Norbert Röttgen war gewarnt. Der geschasste Umweltminister solle nicht nachkarten: „Zuerst kommt das Land und die Menschen, dann erst die Partei und ganz zum Schluss komme ich“. Er soll sich kleinmachen, sich selbst nicht so wichtig nehmen – so muss man den Rat von Unions-Fraktionschef Volker Kauder verstehen. Gestern kam dann auch die Entwarnung: Über eine Sprecherin ließ Röttgen mitteilen, er werde nicht zurückkeilen – weder intern, noch in der Öffentlichkeit.
Die Enttäuschung in Teilen der CDU über Röttgens Rauswurf wird heute trotzdem wieder hochkommen. Am Morgen erhält Röttgen die Entlassungsurkunde vom Bundespräsidenten, später tagt die Unions-Fraktion. Dann könnte Kanzlerin Angela Merkel sich vor ihren Abgeordneten erklären.
Merkel will zur Tagesordnung zurückkehren
Vorerst setzt sie auf Routine. In rascher Folge will Merkel morgen mit allen Ministerpräsidenten über die Energiewende und einen Tag später mit der Opposition über das Euro-Krisenmanagement reden. Im Juni soll das Kabinett das Betreuungsgeld auf den Weg bringen.
Die Karawane zieht weiter
Merkels Kalkül liegt auf der Hand: In sechs, sieben Wochen soll keiner mehr über Röttgen reden. Die Karawane zieht einfach weiter. Die „FAZ“ fühlt sich an den Bruch Helmut Kohls mit CDU-Generalsekretär Heiner Geißler erinnert. Die Brutalität ist ähnlich. Kohl hatte Geißler (zu Recht) im Verdacht, dass er ihn stürzen wollte. Das kann man Röttgen aber nicht unterstellen.

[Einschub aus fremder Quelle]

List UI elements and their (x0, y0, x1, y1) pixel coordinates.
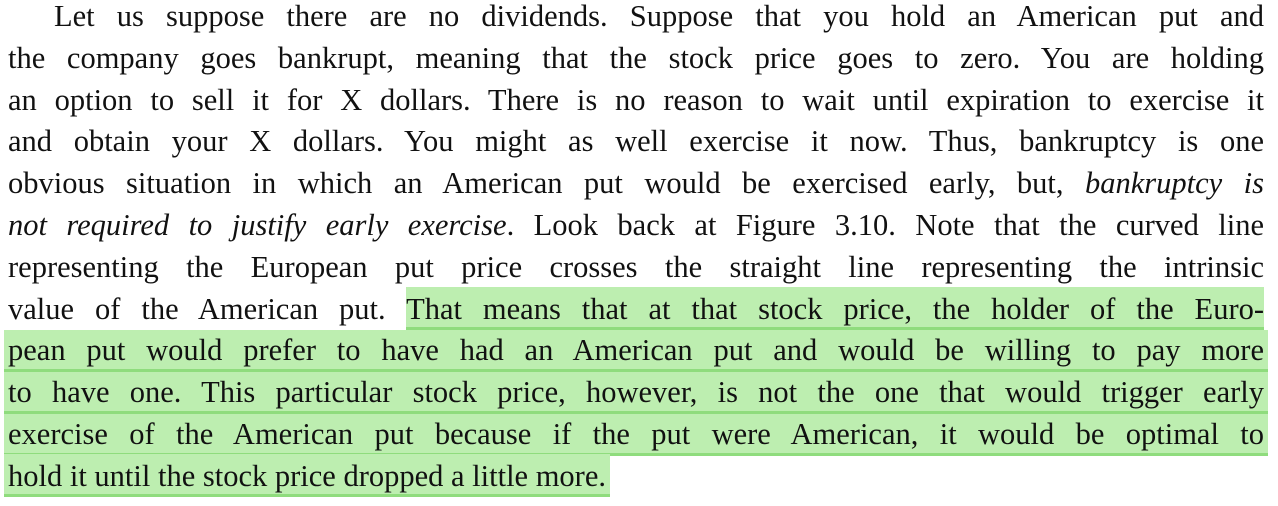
highlighted-text[interactable]: exercise of the American put because if … (8, 416, 1264, 451)
text-segment: obvious situation in which an American p… (8, 166, 1085, 201)
text-segment: and obtain your X dollars. You might as … (8, 124, 1264, 159)
text-line: value of the American put. That means th… (8, 286, 1265, 331)
text-segment: . Look back at Figure 3.10. Note that th… (506, 207, 1264, 242)
text-line: representing the European put price cros… (8, 247, 1264, 289)
text-line: not required to justify early exercise. … (8, 205, 1264, 247)
highlighted-line[interactable]: to have one. This particular stock price… (4, 372, 1268, 414)
text-segment: representing the European put price cros… (8, 249, 1264, 284)
italic-emphasis: bankruptcy is (1084, 166, 1264, 201)
text-line: and obtain your X dollars. You might as … (8, 121, 1264, 163)
text-segment: Let us suppose there are no dividends. S… (54, 0, 1264, 33)
italic-emphasis: not required to justify early exercise (8, 207, 507, 242)
text-line: an option to sell it for X dollars. Ther… (8, 80, 1264, 122)
text-segment: an option to sell it for X dollars. Ther… (8, 82, 1264, 117)
highlighted-text[interactable]: hold it until the stock price dropped a … (4, 453, 610, 497)
highlighted-line[interactable]: exercise of the American put because if … (4, 413, 1268, 456)
text-line: the company goes bankrupt, meaning that … (8, 38, 1264, 80)
text-segment: value of the American put. (8, 291, 407, 326)
highlighted-text[interactable]: pean put would prefer to have had an Ame… (8, 333, 1264, 368)
text-line: obvious situation in which an American p… (8, 163, 1264, 205)
text-segment: the company goes bankrupt, meaning that … (8, 40, 1264, 75)
text-line: Let us suppose there are no dividends. S… (8, 0, 1264, 38)
highlighted-line[interactable]: pean put would prefer to have had an Ame… (4, 330, 1268, 373)
highlighted-text[interactable]: to have one. This particular stock price… (8, 375, 1264, 410)
paragraph: Let us suppose there are no dividends. S… (4, 0, 1268, 498)
highlighted-text[interactable]: That means that at that stock price, the… (406, 286, 1265, 330)
text-line: hold it until the stock price dropped a … (4, 453, 1264, 498)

Die Fakten: Außerhalb von seinem NRW-Landesverband erfährt Röttgen wenig Solidarität. Mit Ursula von der Leyen und Wolfgang Schäuble schlugen sich zwei Leistungsträger im Kabinett auf Merkels Seite. CSU-Chef Horst Seehofer hat Verständnis für die Entlassung. Die FDP richtet den Blick aufreizend nach vorn und redet über Peter Altmaier, Röttgens Nachfolger.

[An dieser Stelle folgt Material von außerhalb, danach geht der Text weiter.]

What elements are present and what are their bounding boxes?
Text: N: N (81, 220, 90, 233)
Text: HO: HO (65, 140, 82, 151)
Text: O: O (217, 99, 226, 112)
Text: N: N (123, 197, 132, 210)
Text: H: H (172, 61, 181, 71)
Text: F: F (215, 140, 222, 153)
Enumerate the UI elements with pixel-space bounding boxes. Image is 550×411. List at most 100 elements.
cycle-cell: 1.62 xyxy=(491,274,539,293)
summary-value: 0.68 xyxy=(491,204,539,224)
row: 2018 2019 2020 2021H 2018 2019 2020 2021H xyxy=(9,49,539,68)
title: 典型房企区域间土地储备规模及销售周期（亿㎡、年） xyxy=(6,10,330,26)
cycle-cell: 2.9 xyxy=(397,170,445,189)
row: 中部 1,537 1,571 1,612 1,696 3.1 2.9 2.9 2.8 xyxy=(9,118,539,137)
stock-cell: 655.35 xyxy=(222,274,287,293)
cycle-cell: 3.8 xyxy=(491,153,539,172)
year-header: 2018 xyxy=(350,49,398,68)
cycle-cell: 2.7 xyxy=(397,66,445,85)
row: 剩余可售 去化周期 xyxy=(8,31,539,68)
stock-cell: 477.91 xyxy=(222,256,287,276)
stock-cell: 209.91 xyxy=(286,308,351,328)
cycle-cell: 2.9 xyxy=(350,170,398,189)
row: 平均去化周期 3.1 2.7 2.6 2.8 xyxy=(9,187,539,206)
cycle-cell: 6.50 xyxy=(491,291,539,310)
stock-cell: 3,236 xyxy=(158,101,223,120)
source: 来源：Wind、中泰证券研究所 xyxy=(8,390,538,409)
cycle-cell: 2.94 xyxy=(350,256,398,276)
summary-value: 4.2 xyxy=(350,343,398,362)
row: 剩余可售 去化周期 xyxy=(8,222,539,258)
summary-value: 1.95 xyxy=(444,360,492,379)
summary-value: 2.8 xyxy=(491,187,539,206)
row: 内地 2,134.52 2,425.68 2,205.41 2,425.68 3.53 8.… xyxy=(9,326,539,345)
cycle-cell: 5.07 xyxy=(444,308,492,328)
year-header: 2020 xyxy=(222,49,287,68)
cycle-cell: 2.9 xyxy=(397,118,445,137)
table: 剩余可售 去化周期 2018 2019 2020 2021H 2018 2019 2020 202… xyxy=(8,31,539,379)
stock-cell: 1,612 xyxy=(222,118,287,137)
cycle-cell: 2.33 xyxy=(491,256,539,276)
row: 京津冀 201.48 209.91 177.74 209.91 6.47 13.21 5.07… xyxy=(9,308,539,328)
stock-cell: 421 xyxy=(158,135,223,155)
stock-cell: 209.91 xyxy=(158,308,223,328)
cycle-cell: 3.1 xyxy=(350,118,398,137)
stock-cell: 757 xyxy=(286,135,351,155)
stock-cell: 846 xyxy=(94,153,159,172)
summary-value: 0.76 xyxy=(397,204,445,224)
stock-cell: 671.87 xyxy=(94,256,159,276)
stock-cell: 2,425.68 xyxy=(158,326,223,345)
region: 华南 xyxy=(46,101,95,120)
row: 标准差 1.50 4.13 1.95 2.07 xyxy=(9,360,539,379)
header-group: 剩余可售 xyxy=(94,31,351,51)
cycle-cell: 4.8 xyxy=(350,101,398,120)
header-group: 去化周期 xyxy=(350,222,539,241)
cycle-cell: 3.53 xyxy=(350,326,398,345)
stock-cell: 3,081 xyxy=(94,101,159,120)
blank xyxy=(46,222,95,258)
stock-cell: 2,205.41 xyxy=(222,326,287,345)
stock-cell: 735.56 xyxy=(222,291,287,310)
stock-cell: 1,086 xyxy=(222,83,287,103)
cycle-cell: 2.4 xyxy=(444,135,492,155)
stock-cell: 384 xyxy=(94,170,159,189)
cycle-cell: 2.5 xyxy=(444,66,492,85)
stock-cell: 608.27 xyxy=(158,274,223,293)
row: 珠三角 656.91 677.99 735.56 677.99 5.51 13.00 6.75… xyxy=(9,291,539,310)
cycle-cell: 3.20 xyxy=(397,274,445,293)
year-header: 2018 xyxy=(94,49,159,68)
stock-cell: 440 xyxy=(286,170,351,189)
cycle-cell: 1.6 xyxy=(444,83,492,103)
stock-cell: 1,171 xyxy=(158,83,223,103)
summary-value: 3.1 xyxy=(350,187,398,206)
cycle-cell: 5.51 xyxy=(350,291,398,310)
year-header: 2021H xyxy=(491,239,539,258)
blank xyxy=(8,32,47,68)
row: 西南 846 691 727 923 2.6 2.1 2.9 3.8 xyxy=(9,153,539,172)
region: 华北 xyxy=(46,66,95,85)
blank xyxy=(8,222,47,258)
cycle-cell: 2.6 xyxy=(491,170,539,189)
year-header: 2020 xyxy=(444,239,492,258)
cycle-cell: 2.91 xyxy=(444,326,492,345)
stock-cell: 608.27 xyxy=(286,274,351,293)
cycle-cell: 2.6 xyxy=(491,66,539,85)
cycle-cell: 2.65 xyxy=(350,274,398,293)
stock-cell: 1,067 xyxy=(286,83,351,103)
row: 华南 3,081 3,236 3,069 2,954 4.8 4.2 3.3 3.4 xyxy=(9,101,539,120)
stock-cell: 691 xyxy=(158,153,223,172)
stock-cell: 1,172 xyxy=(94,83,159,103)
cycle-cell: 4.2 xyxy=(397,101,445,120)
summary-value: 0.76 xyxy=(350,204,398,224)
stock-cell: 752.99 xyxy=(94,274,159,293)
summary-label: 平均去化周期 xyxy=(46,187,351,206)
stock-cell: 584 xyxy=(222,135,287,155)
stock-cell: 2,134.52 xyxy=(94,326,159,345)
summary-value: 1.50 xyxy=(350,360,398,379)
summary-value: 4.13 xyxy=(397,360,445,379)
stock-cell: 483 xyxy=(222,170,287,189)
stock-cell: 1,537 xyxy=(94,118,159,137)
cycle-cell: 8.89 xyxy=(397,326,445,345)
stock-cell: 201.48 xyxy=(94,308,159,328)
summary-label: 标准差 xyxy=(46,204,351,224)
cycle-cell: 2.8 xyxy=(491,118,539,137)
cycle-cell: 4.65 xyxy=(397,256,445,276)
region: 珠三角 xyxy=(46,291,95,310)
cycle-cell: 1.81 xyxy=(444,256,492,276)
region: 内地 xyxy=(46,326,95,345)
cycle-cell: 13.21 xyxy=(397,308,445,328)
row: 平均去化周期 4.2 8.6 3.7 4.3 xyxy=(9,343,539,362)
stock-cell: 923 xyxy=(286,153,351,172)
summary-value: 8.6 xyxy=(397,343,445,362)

Röttgen dachte wohl in Optionen
Jede Motivforschung beginnt am 18. März, es ist der Tag der Gauck-Wahl. Am Rande nehmen die Kanzlerin und Seehofer den Minister ins Gebet. Zur Spitzenkandidatur hatten sie ihn nicht gedrängt. Nun machen sie ihm aber klar, dass es eine Schicksalswahl und sein Platz in NRW sei. Es ist eine Warnung – er hört den Schuss nicht.
Offenkundig denkt er in Kategorien von Optionen. Wenn es in NRW nicht klappt, bliebe ihm die Option Bund. Ist es schon damals ein Trugschluss? In der Folgezeit wird seine Position nicht besser, sein Scheitern kündigt sich an:
27. April: Im WAZ-Interview macht Merkel klar, dass sie „eine besondere Verantwortung für das Ganze“ habe und deshalb zur Energiewende die Ministerpräsidenten einladen werde. Sie nimmt es in die Hand. Ein Signal.

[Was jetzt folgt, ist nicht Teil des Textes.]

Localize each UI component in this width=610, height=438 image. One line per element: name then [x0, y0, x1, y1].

2. Mai, Kanzleramt: Merkel redet mit den Energiebossen. „Da hat sich gezeigt, wie schwer sich Norbert Röttgen tut, als Gesprächspartner der Wirtschaft akzeptiert zu werden“, so EU-Kommissar Günther Oettinger.
8. Mai, Düsseldorf: Röttgen erweckt den Eindruck, dass in NRW auch über Merkels Finanzkurs entschieden wird: „Angela Merkel kann nicht glaubwürdig und stark nach Außen auftreten, wenn im größten Bundesland auch Verschuldung offensiv betrieben wird.“ Das hatte noch keiner gewagt. Merkel ist sauer.
11. Mai, Bundesrat: Erst die Wirtschaft, nun die Länder: Sie lassen ihn fallen. Das Gesetz zur Solarförderung kippt, auch CDU-Ministerpräsidenten zeigen ihm die kalte Schulter.
13. März, NRW-Wahl: Die Quittung für den unglücklichen Wahlkampf fällt herber aus als erwartet. 26 Prozent sind keine Empfehlung für Röttgen.
15. Mai, Kanzleramt: Merkel ist klar, dass ihr Minister eine „lahme Ente“ ist, ein Neuanfang nottut; auch, um von sich abzulenken und um den tobenden Seehofer zu besänftigen. „Jetzt geht es um mich“, wird sie Röttgen sagen. So will es der „Spiegel“ erfahren haben. Sie erwartet Röttgens Rücktritt. Er spielt nicht mit. Einen Tag später kommt es darauf nicht mehr an.